Erdogan vows to pursue late cleric Gulen's followers
  • "These traitors managed to escape Turkish justice thanks to the ones who protect them," Erdogan said
  • Erdogan accused Gulen of organising a failed 2016 coup against him

ANKARA: Turkish President Recep Tayyip Erdogan on Tuesday condemned late preacher Fethullah Gulen and his followers as traitors and vowed to pursue them globally, following the influential cleric's death in exile.
"These traitors managed to escape Turkish justice thanks to the ones who protect them. They left without being held to account for the martyrs' blood they shed.
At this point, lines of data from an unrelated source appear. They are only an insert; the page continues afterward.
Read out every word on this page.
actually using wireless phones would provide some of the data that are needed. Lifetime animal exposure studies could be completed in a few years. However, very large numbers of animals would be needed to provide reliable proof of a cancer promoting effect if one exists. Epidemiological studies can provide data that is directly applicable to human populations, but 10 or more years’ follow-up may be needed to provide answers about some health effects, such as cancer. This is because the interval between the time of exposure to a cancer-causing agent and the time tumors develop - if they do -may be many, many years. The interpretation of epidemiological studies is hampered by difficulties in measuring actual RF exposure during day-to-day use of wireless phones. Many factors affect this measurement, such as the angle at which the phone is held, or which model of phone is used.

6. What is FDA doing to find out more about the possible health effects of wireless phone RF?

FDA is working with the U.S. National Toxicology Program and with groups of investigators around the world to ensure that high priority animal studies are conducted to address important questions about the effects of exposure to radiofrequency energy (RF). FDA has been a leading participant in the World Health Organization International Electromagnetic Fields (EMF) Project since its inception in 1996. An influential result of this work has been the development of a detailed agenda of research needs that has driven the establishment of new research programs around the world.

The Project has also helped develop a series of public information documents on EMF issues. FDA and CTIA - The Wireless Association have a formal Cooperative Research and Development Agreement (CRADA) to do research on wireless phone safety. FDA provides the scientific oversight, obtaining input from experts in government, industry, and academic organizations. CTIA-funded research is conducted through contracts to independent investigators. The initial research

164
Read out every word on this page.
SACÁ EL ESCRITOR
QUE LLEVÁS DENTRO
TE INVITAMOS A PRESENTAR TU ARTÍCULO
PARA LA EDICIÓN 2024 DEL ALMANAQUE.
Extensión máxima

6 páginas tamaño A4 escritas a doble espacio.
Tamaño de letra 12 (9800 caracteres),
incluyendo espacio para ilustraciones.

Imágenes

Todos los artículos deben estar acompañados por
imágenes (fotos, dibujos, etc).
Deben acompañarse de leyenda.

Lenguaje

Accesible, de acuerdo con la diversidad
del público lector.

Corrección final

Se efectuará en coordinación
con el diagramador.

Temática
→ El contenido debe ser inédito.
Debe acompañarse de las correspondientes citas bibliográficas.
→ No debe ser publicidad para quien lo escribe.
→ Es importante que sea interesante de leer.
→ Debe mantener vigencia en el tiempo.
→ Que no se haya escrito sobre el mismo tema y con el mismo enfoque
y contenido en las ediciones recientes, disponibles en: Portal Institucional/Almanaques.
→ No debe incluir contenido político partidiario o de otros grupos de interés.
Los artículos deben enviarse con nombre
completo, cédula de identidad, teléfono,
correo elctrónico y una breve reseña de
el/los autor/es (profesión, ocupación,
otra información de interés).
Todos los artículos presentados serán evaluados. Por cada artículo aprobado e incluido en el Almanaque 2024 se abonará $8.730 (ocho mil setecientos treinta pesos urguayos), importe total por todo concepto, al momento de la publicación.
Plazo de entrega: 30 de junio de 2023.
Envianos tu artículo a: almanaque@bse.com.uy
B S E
But they will not be able to escape divine justice," Erdogan said in a televised address.
Gulen was once a close ally of Erdogan but the two became bitter enemies.
Erdogan accused Gulen of organising a failed 2016 coup against him.
Gulen moved to Pennsylvania in 1999, ostensibly for health reasons, and from there ran his Hizmet movement, which once operated 4,000 schools in Turkey and 500 others around the world.
The charismatic preacher, who was stripped of his Turkish nationality in 2017, died in hospital on Sunday in the United States.
He fell out with Erdogan in 2013 and three years later the Turkish strongman accused him of masterminding the coup, dubbing Hizmet "the Fethullah Terror Organisation" (FETO).
"We will continue our fight against Feto," Erdogan said on Tuesday.
"Whether it is in Turkey or in the farthest corner of the world, we will be on the back of the FETO hyena pack".